Searching for Richardson Dilworth

He was the aristocrat who found his voice as a populist. The cerebral lawyer who fought in two World Wars. The cocktail-shaker dilettante who became the greatest reformer in the history of the city. Here’s why, more than ever, we need a mayor like Dick Dilworth

By 1951, when Joe Clark was elected mayor and Richardson Dilworth was elected D.A., the reformers could no longer content themselves with mere dreams.
 
Clark left after one term. Being mayor didn’t really suit his crusader’s temperament; at heart, he was a misanthrope, an ideologue, and a purist. “He was a hell of a good mayor,” Dilworth said, “a really good mayor, but I don’t think he ever really enjoyed it.” Clark’s real ambition was the U.S. Congress. In 1956, he ran and won. Dilworth replaced him as mayor, beating his opponent, Thacher Longstreth, by some 130,000 votes.
 
Dilworth got to work. Unlike Clark, he made it a point to answer as many letters from city residents as possible: letters about the noise of a jackhammer resurfacing Walnut Street in the middle of the night (“We are carrying out the work as humanely as possible,” Dilworth replied), complaints about Dilworth’s habit of taking winter vacations in Florida (“I work very hard at my job … I have found that in order to perform my task with vim and enthusiasm it is important to take an occasional vacation”), naked pleas to do something about the reign of hoodlumism represented by teen muggers armed with knives. Dilworth wasn’t above telling cranks they were cranks; he once wrote to a grumpy property owner, “From the tone of your letter I am inclined to believe that you are the kind of person who makes it very difficult to properly govern a city,” and he advised his press aide, Clifford Brenner, to respond to crackpot requests with brisk efficiency: “Cliff, I would suggest a constructively evasive reply such as ‘Drop dead, schmuck.’” But more often, Dilworth really did try to reason with people, and he responded with a poignant sincerity, especially to the letters about the skyrocketing crime rate that used code to pin the problem on poor blacks. He wrote back to racists and tried to explain the root causes of urban violence. “They are too often exploited,” he wrote of poor African-Americans, “and they are the last hired and first fired … the results of all this are bound to be explosive.” He was so earnest(6), it was damn near tragic. In 1961, he attended a community meeting in South Philly to quietly explain why a $40-a-year parking tax was good for the neighborhood: It would free up the car-choked streets so that trash trucks and fire engines could weave their way through. Furious residents pelted him with vegetables and garbage. He lashed out, calling them “greasers,” and regretted it to his dying day.
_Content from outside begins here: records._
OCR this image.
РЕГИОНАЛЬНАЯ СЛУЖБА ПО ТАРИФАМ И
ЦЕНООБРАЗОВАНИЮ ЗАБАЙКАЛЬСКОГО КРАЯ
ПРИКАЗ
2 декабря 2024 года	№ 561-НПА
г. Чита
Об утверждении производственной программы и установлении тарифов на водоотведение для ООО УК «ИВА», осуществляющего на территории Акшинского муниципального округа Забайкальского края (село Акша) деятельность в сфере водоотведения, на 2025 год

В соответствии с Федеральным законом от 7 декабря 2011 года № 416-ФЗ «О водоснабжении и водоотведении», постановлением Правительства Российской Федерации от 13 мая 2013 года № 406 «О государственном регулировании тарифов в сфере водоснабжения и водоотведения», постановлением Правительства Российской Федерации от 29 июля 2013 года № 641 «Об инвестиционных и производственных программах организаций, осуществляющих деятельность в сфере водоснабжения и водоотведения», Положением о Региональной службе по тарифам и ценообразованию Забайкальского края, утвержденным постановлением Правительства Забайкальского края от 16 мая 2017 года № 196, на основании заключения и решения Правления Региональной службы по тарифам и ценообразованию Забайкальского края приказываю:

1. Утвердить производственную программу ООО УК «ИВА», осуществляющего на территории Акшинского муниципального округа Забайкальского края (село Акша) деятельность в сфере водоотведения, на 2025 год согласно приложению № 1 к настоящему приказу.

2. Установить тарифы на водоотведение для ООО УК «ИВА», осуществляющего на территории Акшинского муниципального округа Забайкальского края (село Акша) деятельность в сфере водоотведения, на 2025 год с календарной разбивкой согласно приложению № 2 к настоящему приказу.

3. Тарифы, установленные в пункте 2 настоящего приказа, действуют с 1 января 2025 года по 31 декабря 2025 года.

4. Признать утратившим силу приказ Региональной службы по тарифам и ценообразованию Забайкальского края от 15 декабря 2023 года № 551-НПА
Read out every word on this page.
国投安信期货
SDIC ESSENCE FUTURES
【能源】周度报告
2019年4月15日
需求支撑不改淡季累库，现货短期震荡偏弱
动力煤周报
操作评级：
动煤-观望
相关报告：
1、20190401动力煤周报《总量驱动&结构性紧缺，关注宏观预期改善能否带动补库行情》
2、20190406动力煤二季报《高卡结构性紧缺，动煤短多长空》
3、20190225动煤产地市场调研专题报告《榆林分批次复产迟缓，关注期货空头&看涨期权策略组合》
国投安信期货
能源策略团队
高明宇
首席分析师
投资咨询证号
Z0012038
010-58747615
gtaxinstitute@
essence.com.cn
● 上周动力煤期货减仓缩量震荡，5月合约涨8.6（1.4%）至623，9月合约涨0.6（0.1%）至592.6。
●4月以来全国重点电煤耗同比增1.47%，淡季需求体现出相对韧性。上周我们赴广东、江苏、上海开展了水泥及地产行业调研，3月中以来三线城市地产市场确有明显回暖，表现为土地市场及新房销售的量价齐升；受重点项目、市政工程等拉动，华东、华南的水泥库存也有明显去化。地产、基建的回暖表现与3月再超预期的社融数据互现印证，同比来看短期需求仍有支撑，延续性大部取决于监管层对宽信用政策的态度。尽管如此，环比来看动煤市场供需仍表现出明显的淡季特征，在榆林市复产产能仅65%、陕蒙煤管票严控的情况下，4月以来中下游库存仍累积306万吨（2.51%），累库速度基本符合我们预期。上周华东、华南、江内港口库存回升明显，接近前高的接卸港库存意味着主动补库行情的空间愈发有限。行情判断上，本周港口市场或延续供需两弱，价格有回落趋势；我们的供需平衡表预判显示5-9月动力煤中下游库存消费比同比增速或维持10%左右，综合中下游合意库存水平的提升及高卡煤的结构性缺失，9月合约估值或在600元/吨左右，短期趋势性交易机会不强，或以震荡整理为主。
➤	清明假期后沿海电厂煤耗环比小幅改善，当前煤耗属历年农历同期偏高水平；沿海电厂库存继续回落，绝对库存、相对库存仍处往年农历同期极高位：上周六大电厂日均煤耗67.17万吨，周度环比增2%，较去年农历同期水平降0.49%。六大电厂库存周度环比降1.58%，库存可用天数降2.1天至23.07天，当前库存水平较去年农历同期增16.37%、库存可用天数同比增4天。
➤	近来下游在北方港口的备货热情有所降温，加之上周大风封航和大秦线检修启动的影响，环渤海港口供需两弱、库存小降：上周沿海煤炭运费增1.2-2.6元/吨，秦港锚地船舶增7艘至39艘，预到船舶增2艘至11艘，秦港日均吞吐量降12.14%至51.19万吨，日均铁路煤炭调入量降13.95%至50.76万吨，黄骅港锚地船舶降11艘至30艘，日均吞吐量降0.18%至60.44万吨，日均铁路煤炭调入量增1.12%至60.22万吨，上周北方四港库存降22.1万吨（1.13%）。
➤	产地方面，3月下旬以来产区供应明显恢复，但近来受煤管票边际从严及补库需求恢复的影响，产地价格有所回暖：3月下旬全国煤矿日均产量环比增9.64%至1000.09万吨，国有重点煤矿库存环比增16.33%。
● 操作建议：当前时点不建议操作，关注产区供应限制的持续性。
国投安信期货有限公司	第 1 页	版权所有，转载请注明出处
6. Dilworth’s achievements in civil rights were grounded in personal interactions. As D.A., he hired black lawyers and gave them major cases. When a racist Common Pleas judge complained about having to hear arguments from blacks, Dilworth made sure to pack that judge’s courtroom with his best black assistant district attorneys. His private law firm was the first major firm in the city to have a Jewish partner. And he hired the brilliant black lawyer William T. Coleman, who had clerked for two Supreme Court justices but couldn’t land an interview at any other Philly firm. As Coleman later recalled, Dilworth would call him up on the phone when he wanted to talk to him, saying, “Is it all right if I come down, Bill?” Then he’d come down and stand outside Coleman’s office with exaggerated formality and politeness, and knock oh-so-respectfully and say, “Is it all right if I come in now?,” when of course he could have just barged in.